Les chansons ont traversé le temps, mais qu’en est-il du récit ? « Je trouve qu’il y a ben des affaires qui passent encore aujourd’hui, affirme Louise Forestier. Je ne sais pas si ça a à voir avec son enfance à Saint-Raymond, mais Luc [Plamondon] a toujours eu dans sa création un regard sur le petit, l’abandonné. Sa sensibilité sociale est encore forte, parce que c’est ça, pour moi, Starmania : la lutte des classes, les ultrariches et les laissés-pour-compte. Et la révolte. »
« Je trouve que l’histoire de Starmania a malheureusement bien vieilli, confirme aussi Alex Montembault. Tout ce qui y est énoncé, ou dénoncé, est toujours d’actualité.
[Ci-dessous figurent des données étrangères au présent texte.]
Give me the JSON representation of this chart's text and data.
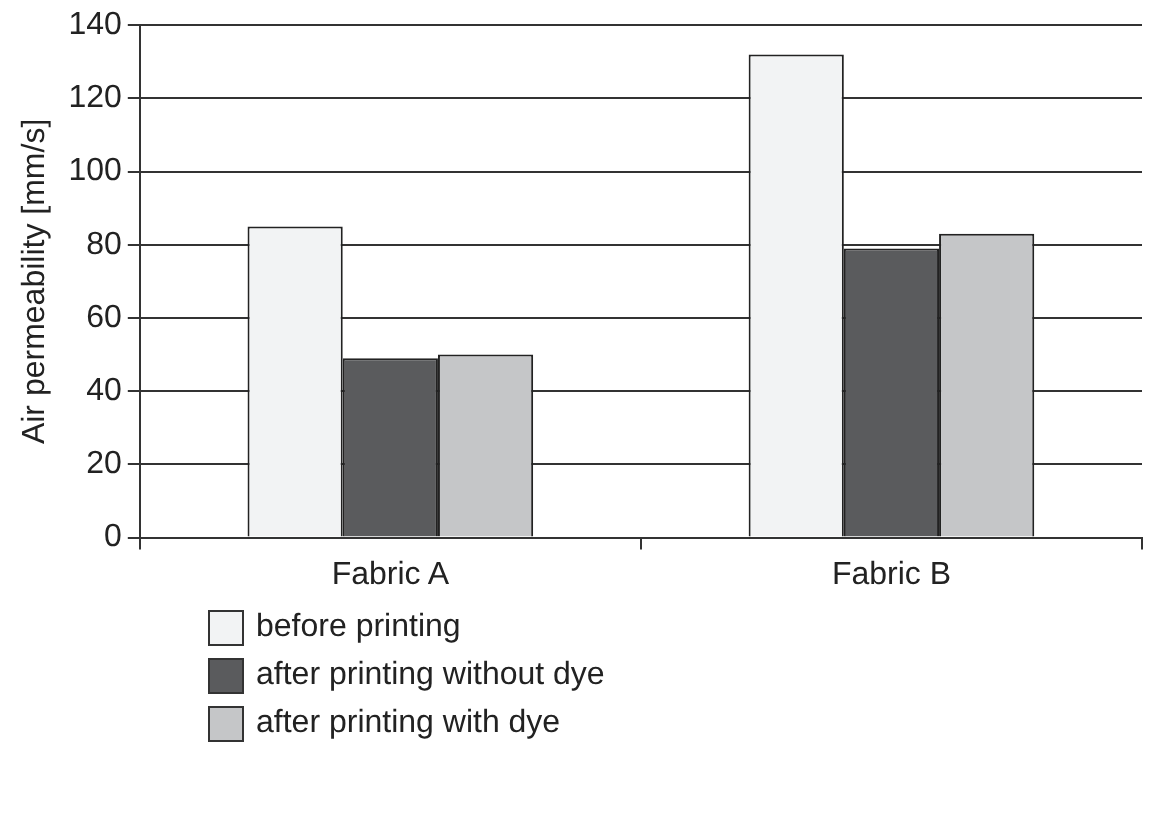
{
  "chart_data": {
    "type": "bar",
    "ylabel": "Air permeability [mm/s]",
    "categories": [
      "Fabric A",
      "Fabric B"
    ],
    "series": [
      {
        "name": "before printing",
        "color": "#f2f3f4",
        "values": [
          85,
          132
        ]
      },
      {
        "name": "after printing without dye",
        "color": "#5a5b5d",
        "values": [
          49,
          79
        ]
      },
      {
        "name": "after printing with dye",
        "color": "#c5c6c8",
        "values": [
          50,
          83
        ]
      }
    ],
    "ylim": [
      0,
      140
    ],
    "yticks": [
      0,
      20,
      40,
      60,
      80,
      100,
      120,
      140
    ],
    "grid": "y",
    "legend": "bottom"
  }
}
Zéro Janvier, par exemple, le dictateur par excellence, nous fait tout de suite penser à des personnages politiques que je n’ai pas besoin de nommer. L’émission Starmania, comme les télécrochets d’aujourd’hui. L’effondrement de la plus haute tour de l’Occident. Les nombreuses questions d’identité de genre qu’on y aborde et qui sont hyperactuelles. En fait, Plamondon était précurseur de quelque chose et avait en même temps l’impression de raconter quelque chose de son temps. »
Starmania
Mise en scène de Thomas Jolly. À la Place Bell, à Laval, du 6 au 18 août.